Algunas de las razones de esta situación son bien patentes, imaginemos, si no, las
consecuencias de un equipo de trabajo en el que alguien fuera incapaz de reprimir una
explosión de cólera o que careciera de la sensibilidad necesaria para captar lo que siente
la gente que le rodea. Todos los efectos nefastos de la alteración sobre el pensamiento
que hemos mencionado en el capitulo 6 operan también en el mundo laboral. Cuando la
gente se encuentra emocionalmente tensa no puede recordar, atender, aprender ni tomar
decisiones con claridad. Como dijo un empresario: «el estrés estupidiza a la gente».
Imaginemos, por otra parte, los efectos beneficiosos del dominio de las habilidades
emocionales fundamentales (ser capaces de sintonizar con los sentimientos de las
personas que nos rodean, poder manejar los desacuerdos antes de que se conviertan en
abismos insalvables, tener la capacidad de entrar en el estado de «flujo» mientras
trabajamos, etcétera). El liderazgo no tiene que ver con el control de los demás sino con el
arte de persuadirles para colaborar en la construcción de un objetivo común.
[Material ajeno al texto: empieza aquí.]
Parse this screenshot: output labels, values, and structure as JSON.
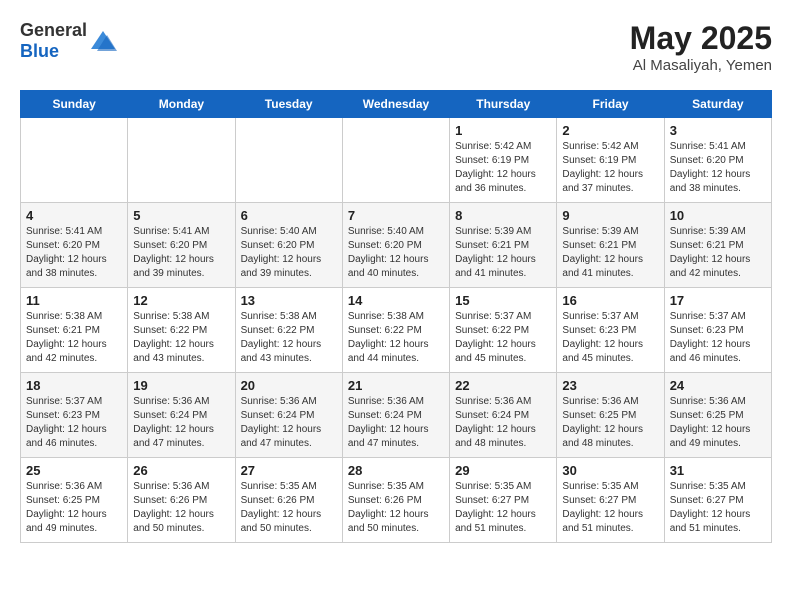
{
  "header": {
    "logo_general": "General",
    "logo_blue": "Blue",
    "month_year": "May 2025",
    "location": "Al Masaliyah, Yemen"
  },
  "days_of_week": [
    "Sunday",
    "Monday",
    "Tuesday",
    "Wednesday",
    "Thursday",
    "Friday",
    "Saturday"
  ],
  "weeks": [
    [
      {
        "day": "",
        "content": ""
      },
      {
        "day": "",
        "content": ""
      },
      {
        "day": "",
        "content": ""
      },
      {
        "day": "",
        "content": ""
      },
      {
        "day": "1",
        "content": "Sunrise: 5:42 AM\nSunset: 6:19 PM\nDaylight: 12 hours\nand 36 minutes."
      },
      {
        "day": "2",
        "content": "Sunrise: 5:42 AM\nSunset: 6:19 PM\nDaylight: 12 hours\nand 37 minutes."
      },
      {
        "day": "3",
        "content": "Sunrise: 5:41 AM\nSunset: 6:20 PM\nDaylight: 12 hours\nand 38 minutes."
      }
    ],
    [
      {
        "day": "4",
        "content": "Sunrise: 5:41 AM\nSunset: 6:20 PM\nDaylight: 12 hours\nand 38 minutes."
      },
      {
        "day": "5",
        "content": "Sunrise: 5:41 AM\nSunset: 6:20 PM\nDaylight: 12 hours\nand 39 minutes."
      },
      {
        "day": "6",
        "content": "Sunrise: 5:40 AM\nSunset: 6:20 PM\nDaylight: 12 hours\nand 39 minutes."
      },
      {
        "day": "7",
        "content": "Sunrise: 5:40 AM\nSunset: 6:20 PM\nDaylight: 12 hours\nand 40 minutes."
      },
      {
        "day": "8",
        "content": "Sunrise: 5:39 AM\nSunset: 6:21 PM\nDaylight: 12 hours\nand 41 minutes."
      },
      {
        "day": "9",
        "content": "Sunrise: 5:39 AM\nSunset: 6:21 PM\nDaylight: 12 hours\nand 41 minutes."
      },
      {
        "day": "10",
        "content": "Sunrise: 5:39 AM\nSunset: 6:21 PM\nDaylight: 12 hours\nand 42 minutes."
      }
    ],
    [
      {
        "day": "11",
        "content": "Sunrise: 5:38 AM\nSunset: 6:21 PM\nDaylight: 12 hours\nand 42 minutes."
      },
      {
        "day": "12",
        "content": "Sunrise: 5:38 AM\nSunset: 6:22 PM\nDaylight: 12 hours\nand 43 minutes."
      },
      {
        "day": "13",
        "content": "Sunrise: 5:38 AM\nSunset: 6:22 PM\nDaylight: 12 hours\nand 43 minutes."
      },
      {
        "day": "14",
        "content": "Sunrise: 5:38 AM\nSunset: 6:22 PM\nDaylight: 12 hours\nand 44 minutes."
      },
      {
        "day": "15",
        "content": "Sunrise: 5:37 AM\nSunset: 6:22 PM\nDaylight: 12 hours\nand 45 minutes."
      },
      {
        "day": "16",
        "content": "Sunrise: 5:37 AM\nSunset: 6:23 PM\nDaylight: 12 hours\nand 45 minutes."
      },
      {
        "day": "17",
        "content": "Sunrise: 5:37 AM\nSunset: 6:23 PM\nDaylight: 12 hours\nand 46 minutes."
      }
    ],
    [
      {
        "day": "18",
        "content": "Sunrise: 5:37 AM\nSunset: 6:23 PM\nDaylight: 12 hours\nand 46 minutes."
      },
      {
        "day": "19",
        "content": "Sunrise: 5:36 AM\nSunset: 6:24 PM\nDaylight: 12 hours\nand 47 minutes."
      },
      {
        "day": "20",
        "content": "Sunrise: 5:36 AM\nSunset: 6:24 PM\nDaylight: 12 hours\nand 47 minutes."
      },
      {
        "day": "21",
        "content": "Sunrise: 5:36 AM\nSunset: 6:24 PM\nDaylight: 12 hours\nand 47 minutes."
      },
      {
        "day": "22",
        "content": "Sunrise: 5:36 AM\nSunset: 6:24 PM\nDaylight: 12 hours\nand 48 minutes."
      },
      {
        "day": "23",
        "content": "Sunrise: 5:36 AM\nSunset: 6:25 PM\nDaylight: 12 hours\nand 48 minutes."
      },
      {
        "day": "24",
        "content": "Sunrise: 5:36 AM\nSunset: 6:25 PM\nDaylight: 12 hours\nand 49 minutes."
      }
    ],
    [
      {
        "day": "25",
        "content": "Sunrise: 5:36 AM\nSunset: 6:25 PM\nDaylight: 12 hours\nand 49 minutes."
      },
      {
        "day": "26",
        "content": "Sunrise: 5:36 AM\nSunset: 6:26 PM\nDaylight: 12 hours\nand 50 minutes."
      },
      {
        "day": "27",
        "content": "Sunrise: 5:35 AM\nSunset: 6:26 PM\nDaylight: 12 hours\nand 50 minutes."
      },
      {
        "day": "28",
        "content": "Sunrise: 5:35 AM\nSunset: 6:26 PM\nDaylight: 12 hours\nand 50 minutes."
      },
      {
        "day": "29",
        "content": "Sunrise: 5:35 AM\nSunset: 6:27 PM\nDaylight: 12 hours\nand 51 minutes."
      },
      {
        "day": "30",
        "content": "Sunrise: 5:35 AM\nSunset: 6:27 PM\nDaylight: 12 hours\nand 51 minutes."
      },
      {
        "day": "31",
        "content": "Sunrise: 5:35 AM\nSunset: 6:27 PM\nDaylight: 12 hours\nand 51 minutes."
      }
    ]
  ]
}
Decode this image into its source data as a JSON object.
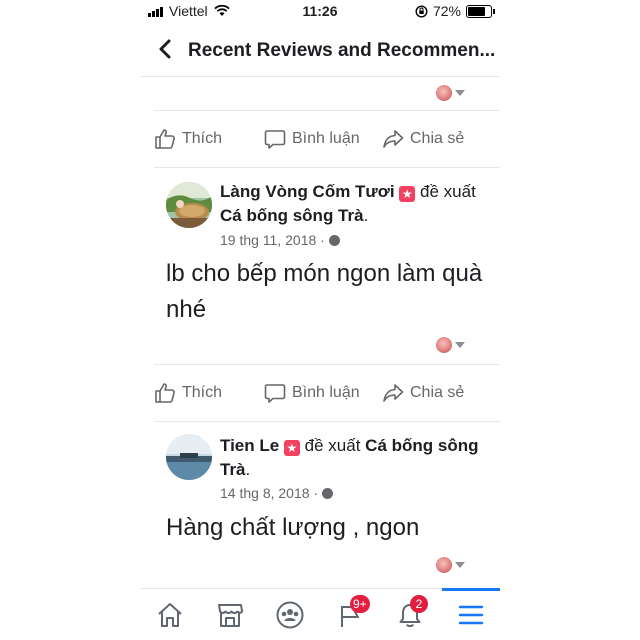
{
  "status": {
    "carrier": "Viettel",
    "time": "11:26",
    "battery": "72%"
  },
  "header": {
    "title": "Recent Reviews and Recommen..."
  },
  "actions": {
    "like": "Thích",
    "comment": "Bình luận",
    "share": "Chia sẻ"
  },
  "posts": [
    {
      "name": "Làng Vòng Cốm Tươi",
      "badge": "★",
      "verb": "đề xuất",
      "target": "Cá bống sông Trà",
      "dot": ".",
      "date": "19 thg 11, 2018 ·",
      "text": "lb cho bếp món ngon làm quà nhé"
    },
    {
      "name": "Tien Le",
      "badge": "★",
      "verb": "đề xuất",
      "target": "Cá bống sông Trà",
      "dot": ".",
      "date": "14 thg 8, 2018 ·",
      "text": "Hàng chất lượng , ngon"
    }
  ],
  "tabbar": {
    "groups_badge": "9+",
    "notifications_badge": "2"
  },
  "colors": {
    "accent": "#1877f2",
    "badge": "#e41e3f",
    "muted": "#65676b"
  }
}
Y, en lo que
respecta a nuestro propio mundo interior, nada hay más esencial que poder reconocer
nuestros sentimientos más profundos y saber lo que tenemos que hacer para estar más
satisfechos con nuestro trabajo.
Existen otras razones menos evidentes que reflejan los importantes cambios que están
aconteciendo en el mundo empresarial y que contribuyen a situar las aptitudes
emocionales en un lugar preponderante. Permítanme ahora destacar tres facetas
diferentes de la inteligencia emocional: la capacidad de expresar las quejas en forma de
críticas positivas, la creación de un clima que valore la diversidad y no la convierta en una
fuente de fricción y el hecho de saber establecer redes eficaces.